How to keep a large priority queue with the most relevant items?

In an optimization problem I keep in a queue a lot of candidate solutions which I examine according to their priority.
Each time I handle one candidate, it is removed form the queue but it produces several new candidates making the number of cadidates to grow exponentially. To handle this I assign a relevancy to each candidate, whenever a candidate is added to the queue, if there is no more space avaliable, I replace (if appropiate) the least relevant candidate currently in the queue with the new one.
In order to do this efficiently I keep a large (fixed size) array with the candidates and two linked indirect binary heaps: one handles the candidates in decreasing priority order, and the other in ascending relevancy.
This is efficient enough for my purposes and the supplementary space needed is about 4 ints/candidate which is also reasonable. However it is complicated to code, and it doesn't seem optimal.
My question is if you know of a more adequate data structure or of a more natural way to perform this task without losing efficiency.
Here's an efficient solution that doesn't change the time or space complexity over a normal heap:
In a min-heap, every node is less than both its children. In a max-heap, every node is greater than its children. Let's alternate between a min and max property for each level making it: every odd row is less than its children and its grandchildren, and the inverse for even rows. Then finding the smallest node is the same as usual, and finding the largest node requires that we look at the children of the root and take the largest. Bubbling nodes (for insertion) becomes a bit tricker, but it's still the same O(logN) complexity.
Keeping track of capacity and popping the smallest (least relevant) node is the easy part.
EDIT: This appears to be a standard min-max heap! See here for a description.
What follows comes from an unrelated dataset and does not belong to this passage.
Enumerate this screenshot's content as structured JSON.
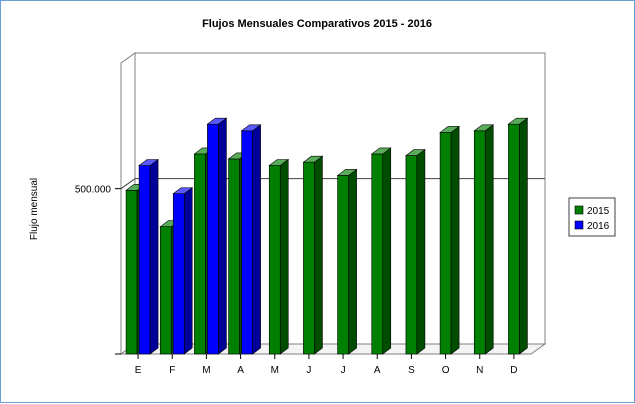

There's a C implementation: header, source and example. Here's an example graph:
(source: chonbuk.ac.kr)
"Optimal" is hard to judge (near impossible) without profiling.
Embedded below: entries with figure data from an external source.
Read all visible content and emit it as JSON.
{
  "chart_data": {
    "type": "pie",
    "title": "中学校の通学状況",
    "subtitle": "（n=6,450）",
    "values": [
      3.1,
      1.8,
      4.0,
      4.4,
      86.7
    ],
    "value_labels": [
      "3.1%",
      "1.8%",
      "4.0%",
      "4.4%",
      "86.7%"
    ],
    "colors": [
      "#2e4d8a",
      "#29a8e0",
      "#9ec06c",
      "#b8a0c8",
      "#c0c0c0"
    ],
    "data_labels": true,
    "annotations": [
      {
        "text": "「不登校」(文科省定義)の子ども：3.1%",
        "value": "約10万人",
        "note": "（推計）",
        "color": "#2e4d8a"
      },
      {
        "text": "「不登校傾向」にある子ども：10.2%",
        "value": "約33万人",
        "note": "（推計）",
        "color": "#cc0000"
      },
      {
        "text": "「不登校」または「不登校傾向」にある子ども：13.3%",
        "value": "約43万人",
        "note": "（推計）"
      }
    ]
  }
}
Sometimes a 'dumb' algorithm can be the fastest because intel CPUs are incredibly fast at dumb array scans on contiguous blocks of memory especially if the loop and the data can fit on-chip. By contrast, jumping around following pointers in a larger block of memory that doesn't fit on-chip can be tens or hundreds or times slower.
You may also have the issues when you try to parallelize your code if the 'clever' data structure introduces locking thus preventing multiple threads from progressing simultaneously.
I'd recommend profiling both your current, the min-max approach and a simple array scan (no linked lists = less memory) to see which performs best. Odd as it may seem, I have seen 'clever' algorithms with linked lists beaten by simple array scans in practice often because the simpler approach uses less memory, has a tighter loop and benefits more from CPU optimizations. You also potentially avoid memory allocations and garbage collection issues with a fixed size array holding the candidates.
One option you might want to consider whatever the solution is to prune less frequently and remove more elements each time. For example, removing 100 elements on each prune operation means you only need to prune 100th of the time. That may allow a more asymmetric approach to adding and removing elements.
But overall, just bear in mind that the computer-science approach to optimization isn't always the practical approach to the highest performance on today and tomorrow's hardware.
If you use skip-lists instead of heaps you'll have O(1) time for dequeuing elements while still doing searches in O(logn).
On the other hand a skip list is harder to implement and uses more space than a binary heap.